India regulated tramadol in April 2018. Regulators say exports overseas and abuse at home came down. But they acknowledge that the vastness of the pharmaceutical industry and the ingenuity of traffickers makes curtailing abuse and illegal exports all but impossible. Tramadol is still easy to find.
Although Indian regulators knew massive quantities of manufactured tramadol were leading to countless Indians getting addicted, they were shocked to learn that tramadol was ravaging African nations. An officer with the United Nations Office on Drugs and Crime asked people in the western African nation of Mali in 2016 what was their most pressing concern. They said it was tramadol.
A woman said children stumble down the streets, high on tramadol; parents add it to tea to dull the ache of hunger. “Nigerian officials said at a United Nations meeting on tramadol trafficking that the number of people there living with addiction is now far higher than the number with AIDS or HIV.” In other countries tramadol is thought of as a mood enhancer or treatment for depression and post-traumatic stress. Some take it to endure grueling labor, or to improve sexual stamina.

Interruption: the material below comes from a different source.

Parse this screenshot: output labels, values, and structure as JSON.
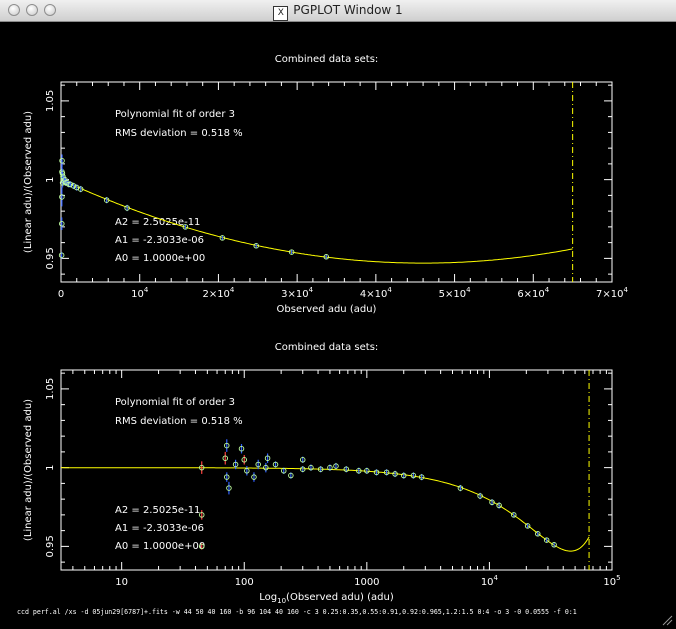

Cameroon scientists thought they’d discovered a natural version of tramadol in tree roots. But it wasn’t so. Farmers bought the pills and fed them to their cattle to ward off the effects of debilitating heat. “Their waste contaminated the soil, and the chemical seeped into the trees.”
Unfortunately, there isn’t an alternative pain medication for tramadol in the 3rd world. Ironically, relief organizations rely on it in war zones and for natural disasters. It’s used extensively not because it is a good medication, but because it’s uncontrolled. Morphine is more effective, but it’s strictly controlled; and countries are fearful of potential for abuse.
We can and should consider changing tramadol to a more restrictive controlled substance level. We also need to see where the U.S. can assist in the “all but impossible” efforts to control and/or curtail the abuse and illicit use of tramadol. The intermixing of terrorism and tramadol is something any nation—including the U.S.—cannot afford to disregard.